The assault on the President’s character and legitimacy, mostly fueled by a barrage of Big Lies, has substantially stripped him of the ability to be, and to act as, a President of the People. He was not permitted to enjoy a unified inauguration. Performers boycotted his Inaugural Balls. He was not allowed to host The Kennedy Center Honors program, or even attend it. He could not throw out the first ball of a baseball season; he could not give remarks at the funeral of an ex-President, a veteran U.S. Senator, or a civil rights icon; he could not be a participant in the White House Correspondent’s Dinner. The Democratic House impeached him for acts every other President has engaged in and will in the future. The false narrative was launched that Russia and his campaign “colluded” to steal the Presidency; even now, over 70% of Democrats believe that still.
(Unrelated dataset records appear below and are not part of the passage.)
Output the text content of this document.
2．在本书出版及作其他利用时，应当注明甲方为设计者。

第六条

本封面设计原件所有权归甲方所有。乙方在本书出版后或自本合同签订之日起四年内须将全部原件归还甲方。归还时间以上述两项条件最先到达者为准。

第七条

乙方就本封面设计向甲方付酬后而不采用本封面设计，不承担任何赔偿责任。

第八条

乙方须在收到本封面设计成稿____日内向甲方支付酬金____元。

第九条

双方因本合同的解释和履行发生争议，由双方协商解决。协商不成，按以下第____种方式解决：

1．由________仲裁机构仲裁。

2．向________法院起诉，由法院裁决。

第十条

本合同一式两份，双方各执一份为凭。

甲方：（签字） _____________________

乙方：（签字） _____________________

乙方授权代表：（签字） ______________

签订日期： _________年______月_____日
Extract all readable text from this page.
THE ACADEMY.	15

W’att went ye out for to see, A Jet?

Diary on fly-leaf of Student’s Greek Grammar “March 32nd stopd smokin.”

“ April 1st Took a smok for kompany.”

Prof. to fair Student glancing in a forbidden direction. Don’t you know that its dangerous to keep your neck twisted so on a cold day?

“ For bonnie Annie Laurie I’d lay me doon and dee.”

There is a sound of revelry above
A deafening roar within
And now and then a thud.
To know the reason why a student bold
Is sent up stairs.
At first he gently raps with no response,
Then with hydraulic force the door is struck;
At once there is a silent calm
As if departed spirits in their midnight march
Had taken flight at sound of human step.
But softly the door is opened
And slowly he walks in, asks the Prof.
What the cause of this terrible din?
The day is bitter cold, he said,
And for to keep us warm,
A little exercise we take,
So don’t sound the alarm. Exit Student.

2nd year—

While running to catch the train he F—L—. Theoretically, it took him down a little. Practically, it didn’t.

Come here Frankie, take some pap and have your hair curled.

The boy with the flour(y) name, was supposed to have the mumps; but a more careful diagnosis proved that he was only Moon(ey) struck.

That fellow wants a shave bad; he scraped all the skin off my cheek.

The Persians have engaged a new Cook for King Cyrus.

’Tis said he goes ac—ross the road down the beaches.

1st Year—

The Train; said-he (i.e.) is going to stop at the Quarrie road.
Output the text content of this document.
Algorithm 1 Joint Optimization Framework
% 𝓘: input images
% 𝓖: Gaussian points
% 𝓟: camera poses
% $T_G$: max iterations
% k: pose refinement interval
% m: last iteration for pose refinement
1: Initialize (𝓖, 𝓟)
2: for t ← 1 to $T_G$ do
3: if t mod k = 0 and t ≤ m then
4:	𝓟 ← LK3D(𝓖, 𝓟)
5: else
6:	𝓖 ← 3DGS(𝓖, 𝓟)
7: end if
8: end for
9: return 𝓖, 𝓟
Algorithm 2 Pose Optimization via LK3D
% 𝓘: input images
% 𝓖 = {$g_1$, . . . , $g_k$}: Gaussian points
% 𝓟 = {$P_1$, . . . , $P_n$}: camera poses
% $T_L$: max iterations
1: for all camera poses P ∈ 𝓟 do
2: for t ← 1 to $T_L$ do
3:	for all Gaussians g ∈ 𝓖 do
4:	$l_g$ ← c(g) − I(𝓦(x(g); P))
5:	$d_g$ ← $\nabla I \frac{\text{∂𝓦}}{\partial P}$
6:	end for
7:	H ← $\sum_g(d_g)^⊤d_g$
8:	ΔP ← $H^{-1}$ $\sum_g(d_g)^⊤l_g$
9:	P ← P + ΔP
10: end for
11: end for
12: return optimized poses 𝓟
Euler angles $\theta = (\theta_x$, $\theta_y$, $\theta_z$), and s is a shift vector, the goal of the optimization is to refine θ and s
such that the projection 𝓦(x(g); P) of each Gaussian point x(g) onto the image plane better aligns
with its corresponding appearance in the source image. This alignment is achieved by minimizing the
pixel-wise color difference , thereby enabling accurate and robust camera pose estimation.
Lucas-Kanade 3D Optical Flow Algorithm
The Speaker of The House made a disgraceful display of tearing up his State of the Union Address.
Then, in an exhibition of gall seldom seen even in politics, Donald Trump was attacked for not using the unifying powers of the Presidency to bolster public spirits during the pandemic! He has no such powers; they were deliberately and methodically removed by his political enemies, weakening the office and harming the nation.
In light of all if this, using the imagery and the prestige of the White House to remind voters that he is President is hardly an extreme or unreasonable reaction.
- It is important, and perhaps existentially crucial, that the Democrats not achieve the power they seek.
I have written here more than once that it is a cruel cosmic joke on the United States that its survival as a democracy and the world’s bulwark of individual liberty may rest on the slippery shoulders of Donald J. Trump, but outrageous as that is, it appears to be the case. Although the best result for the nation would be for the President to win re-election in a 1972/1984 level landslide, it is more likely that the 2020 election will be a close one, with a relatively few votes either way determining whether the nation will be crushed by an ideologically implacable dictatorship of the Left.
I do not care to be in the hellish position of hearing Nate Silver explain that the Democratic surge for open borders, gun confiscation, historical airbrushing, ideological litmus tests for students and teachers at universities, the end of merit-based hiring and admissions, slavery reparations, the crippling of the economy in fear of hypothetical climate models, and the imposition of an individual initiative- and responsibility-crushing “nanny state” might have been stopped if only the President had used all of the tools at his command—like the White House—to persuade 1% of the voters to cast their ballots differently.